Information Retrieval (IR) methods aim to identify relevant documents in response to a given query, which have gained remarkable attention due to their successful application in various natural language tasks. However, existing approaches typically consider only the textual information within the documents, which overlooks the fact that documents can contain multiple modalities, including texts, images, and tables. Further, they often segment each long document into multiple discrete passages for embedding, preventing them from capturing the overall document context and interactions between paragraphs. We argue that these two limitations lead to suboptimal document representations for retrieval. In this work, to address them, we aim to produce more comprehensive and nuanced document representations by holistically embedding documents interleaved with different modalities. Specifically, we achieve this by leveraging the capability of recent vision-language models that enable the processing and integration of text, images, and tables into a unified format and representation. Moreover, to mitigate the information loss from segmenting documents into passages, instead of representing and retrieving passages individually, we further merge the representations of segmented passages into one single document representation, while we additionally introduce a reranking strategy to decouple and identify the relevant passage within the document if necessary. Then, through extensive experiments on diverse information retrieval scenarios considering both the textual and multimodal queries, we show that our approach substantially outperforms relevant baselines, thanks to the consideration of the multimodal information interleaved within the documents in a unified way.

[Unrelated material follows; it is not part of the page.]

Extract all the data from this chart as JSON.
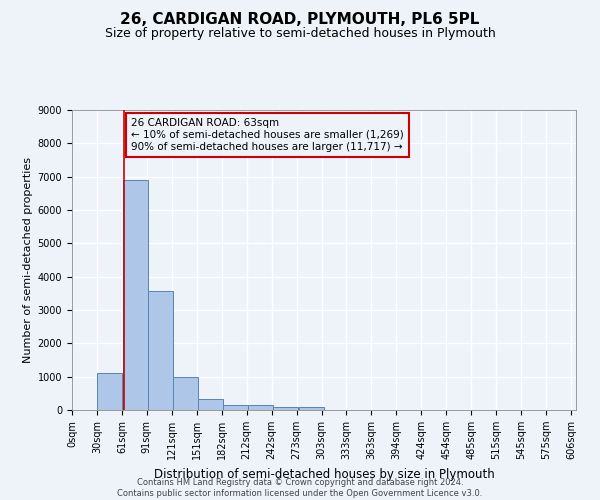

翻译：信息检索方法旨在识别与给定查询相关的文档，由于其在各种自然语言任务中的成功应用而受到广泛关注。然而，现有方法通常仅考虑文档中的文本信息，忽略了文档可能包含多种模态（包括文本、图像和表格）的事实。此外，这些方法通常将每个长文档分割为多个离散的段落进行嵌入，从而无法捕捉文档的整体上下文及段落间的交互作用。我们认为这两种限制导致检索中使用的文档表示不够优化。在本研究中，为解决这些问题，我们旨在通过整体嵌入交错不同模态的文档来生成更全面、更细致的文档表示。具体而言，我们利用近期视觉语言模型的能力实现这一目标，这些模型能够将文本、图像和表格处理并整合为统一的格式和表示。此外，为减少因文档分割为段落造成的信息损失，我们不再单独表示和检索段落，而是进一步将分割段落的表示合并为单一的文档表示；同时，我们还引入了重排序策略，以便在必要时解耦并识别文档中的相关段落。随后，通过对考虑文本和多模态查询的多样化信息检索场景进行大量实验，我们证明：由于以统一方式考虑了文档中交错的多模态信息，我们的方法显著优于相关基线模型。